Origins
Story: 8/10
Characters: 9/10
Gameplay: 9/10
Replayabilty: 9/10
Design: 8/10
Final Verdict: 9/10
DAII
Story: 6/10
Characters: 9/10
Gameplay: 7/10
Replayabilty: 6/10 (7 with mods)
Design: 6/10
Final Verdict: 7/10
Inquisition
Story: 7 or 8/10
Characters: 9/10
Gameplay: 8/10
Replayabilty: 8/10
Design: 9/10
Final Verdict: 8.5/10
Inquisition's a great game, no doubt. However, it falls short of being as good or even better than Origins in terms of story and gameplay. I find this very odd because the game could have easily surpassed Origins if the developers were willing to do.
The story is good for what it is, but there's plenty of missed opportunities to make things better. An attack on Skyfall? Divine Justinia's Conclave? Inquisitor for Divine? An ending where the Inquisitor dies? Having a bad choice result in a companion/advisor's death? Directly confronting the mage-templar conflict and actively supporting/antagonizing one or both sides? Being an outright evil/power-hungry Inquisitor?
Gameplay was better than Origins in some ways like crafting and the War Table; but also fundamentally suffers from the continued class restrictions on weapon choice from Dragon Age 2 for no real reason than either A) The developers just didn't want warriors with duel-wielding or rogues with great axes or
It was easier, so they stuck to it. This means less options for customizing your character, it means that your rogue and warrior are stuck in their pre-established roles without any way to meaningfully alter this. Couple this with the removal of character attribute allocation and weaker party control dynamics and you have even less control and input over the role of your character in a ROLE-PLAYING GAME.

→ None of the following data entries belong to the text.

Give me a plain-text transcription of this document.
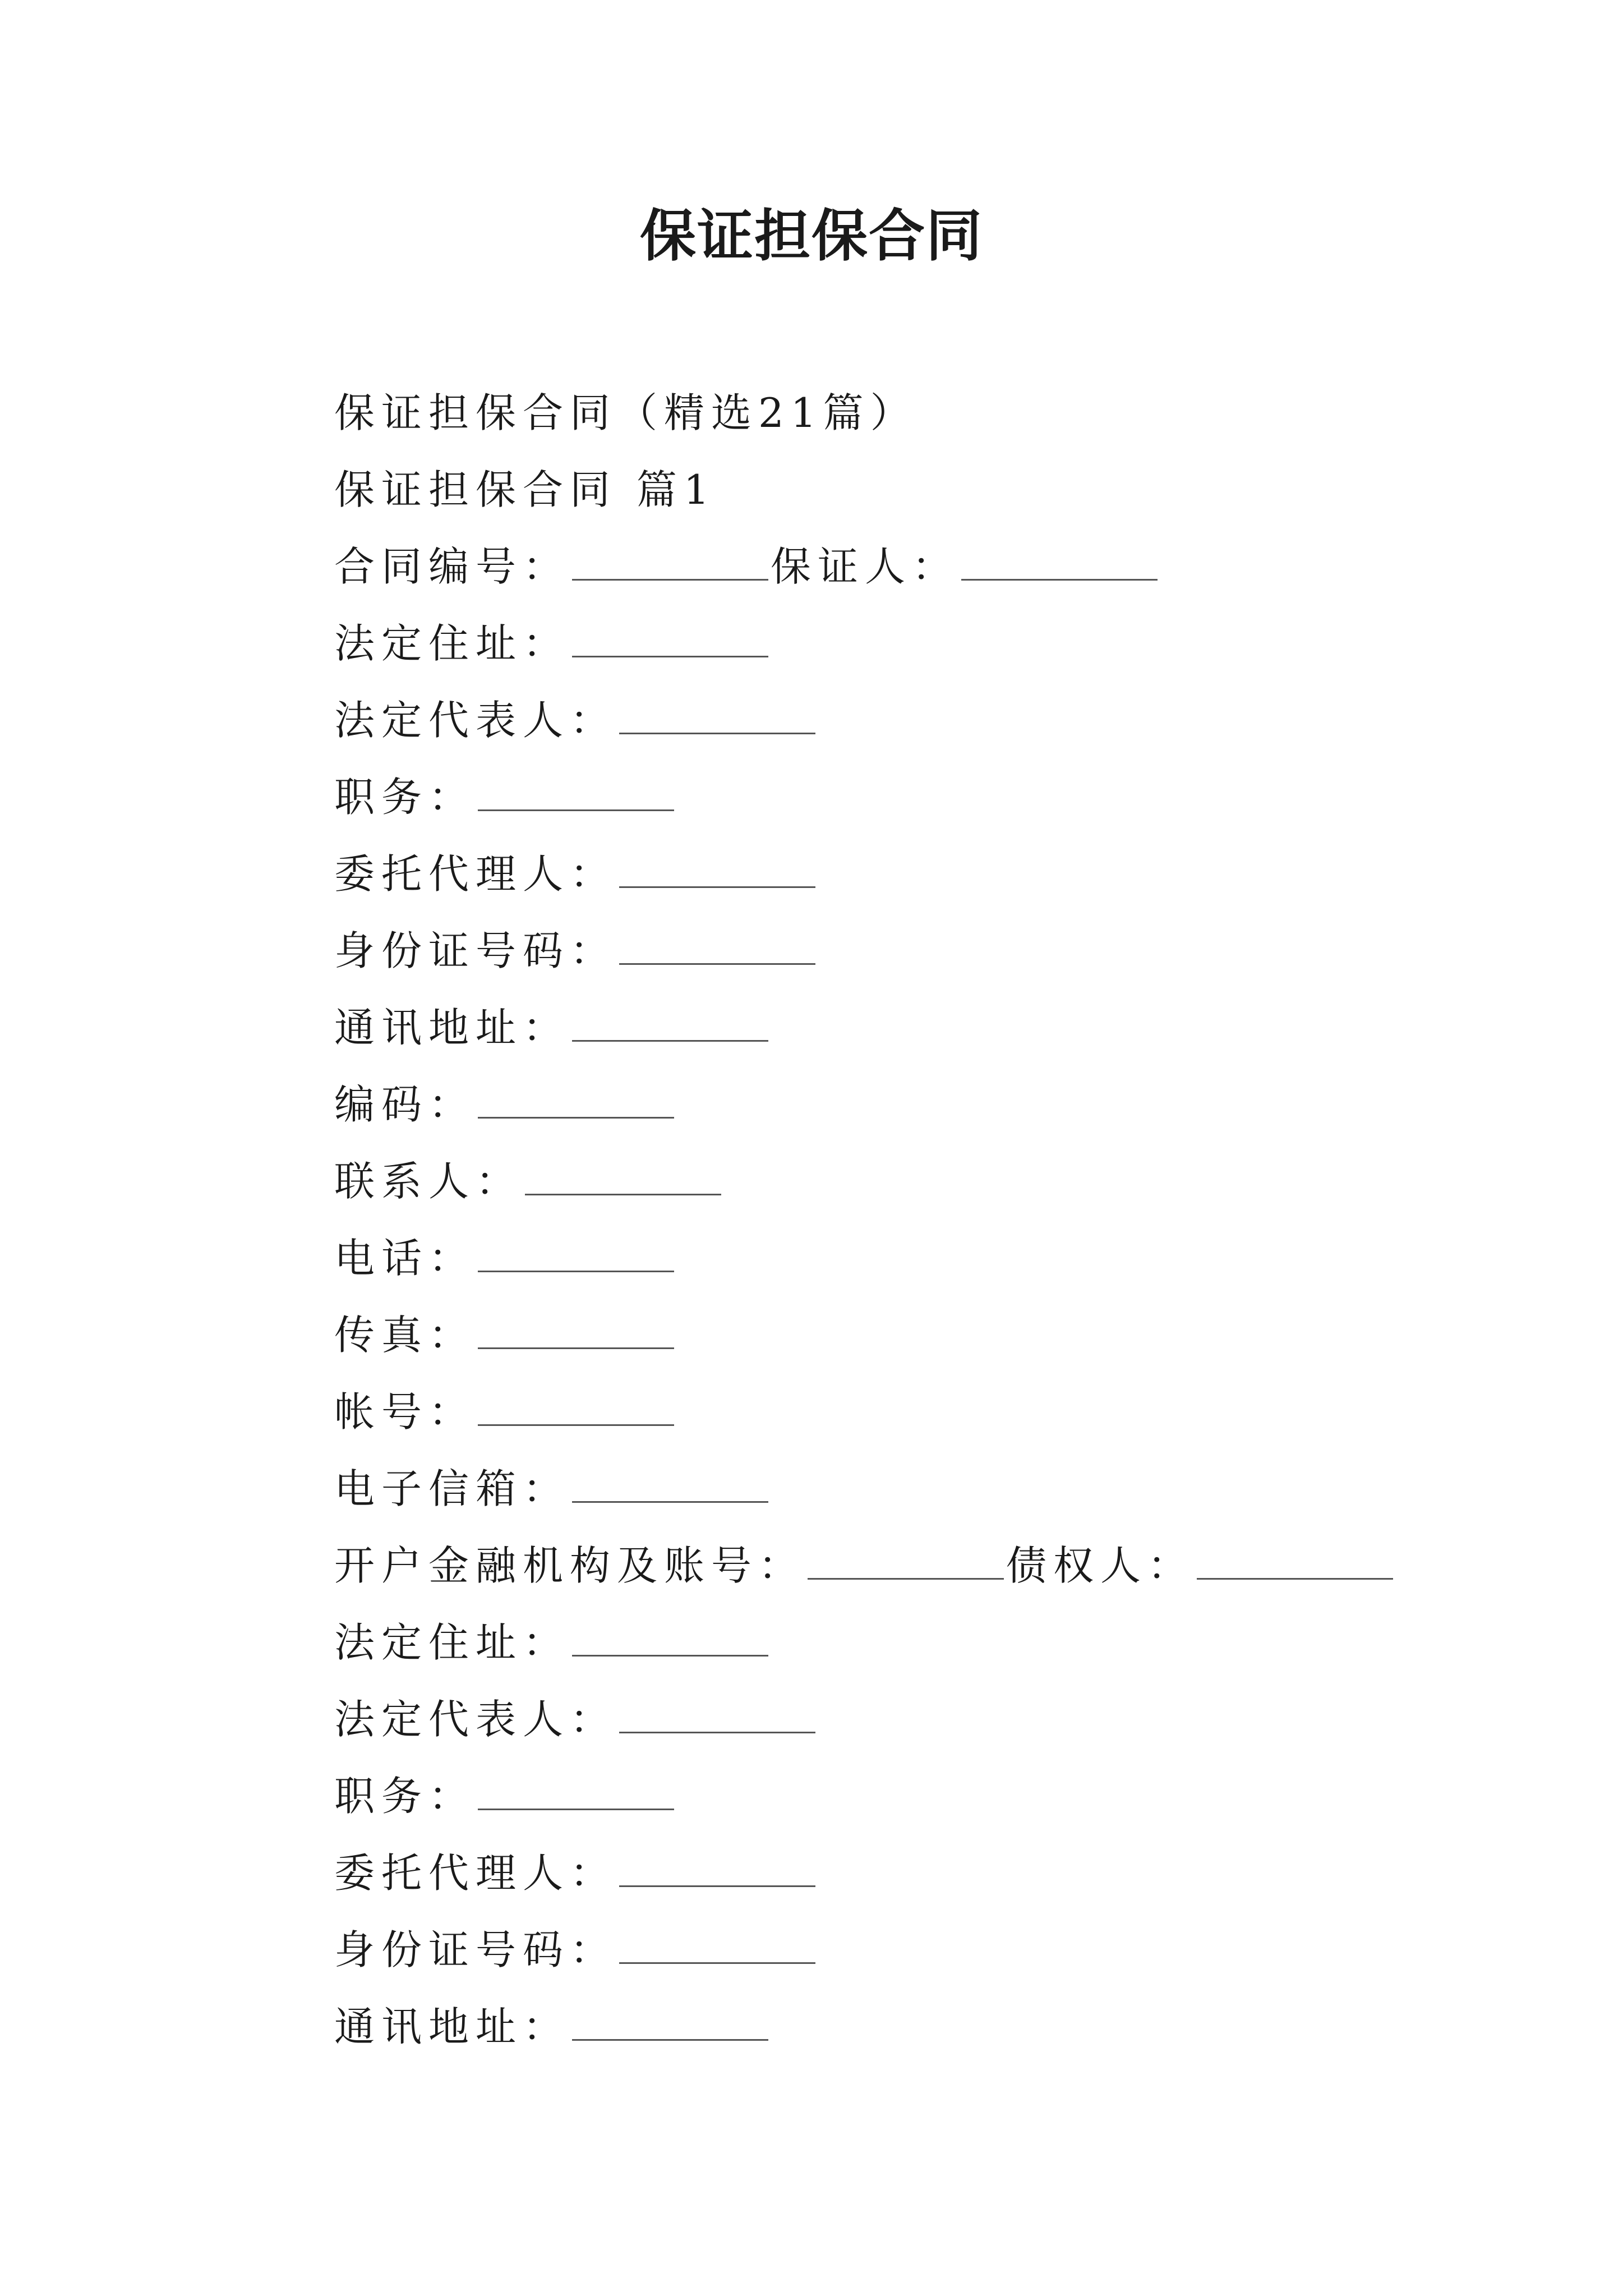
保证担保合同
保证担保合同（精选21篇）
保证担保合同 篇1
合同编号：	保证人：
法定住址：
法定代表人：
职务：
委托代理人：
身份证号码：
通讯地址：
编码：
联系人：
电话：
传真：
帐号：
电子信箱：
开户金融机构及账号：	债权人：
法定住址：
法定代表人：
职务：
委托代理人：
身份证号码：
通讯地址：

There's also a clear abandonment of the "illusion of choice" dynamic as there are multiple times when the game outright tells you that the choices and alterations that you made in past games (especially Origins) didn't matter. Noteworthy because this is a clear backtrack from the fact that key choices were meant to have consequence beyond the initial situation. This also has the impact of weakening the all-import aspect of Choice and Consequence which acts as an invisible draw to replaying the game with different characters, different personalities, and different choices.
Most prominent cases in point: Leliana being alive regardless of if she died in Origins (hand-waved twice); Sten always being Arishok even if he didn't get back Asala or died; Hawke always hating blood magic even if he was a blood mage himself; Negligible impact concerning who was chosen to be Ferelden's monarch in Origins; and Dark Ritual plot-line getting resolved with frustrating ease because BW didn't want to put a lot of effort into a decision that doesn't fit their official canon.
Some could argue that some of these decisions were done to inject more aspects of "realism" into the game, but it retroactively robs those connected choices of their punch and importance. Now I know that the Dark Ritual truly was a "No Dies" Button instead of an unclear and morally ambiguous choice with consequences that would be worst than letting the Warden or Alistair die. I'm even less invested in the Landsmeet because not only is it impossible to fail, but whoever becomes monarch will be childless which likely means another civil war or succession crisis is on the horizon. Who cares about how I treat Leliana and Sten? They'll become whatever the plot's decided for them to become regardless of my input or even putting a sword through their faces.
There's choices that will end up with the same result with some/several variations and then there's choices where you're outright told that they'll matter only to be later told/shown that they never mattered. I'd rather have the former because it at least it was interesting and fun while the latter is just obnoxious and annoying.
Ranted for longer than I wanted and it probably gives the indication that I hated Inquisition's story. But with the above fubar aside, I really enjoyed the game's story and it's themes concerning Faith and Restoring Order to Chaos. Can I also just say that the Winter Ball was a much better thought-out and fun politics level than the Landsmeet?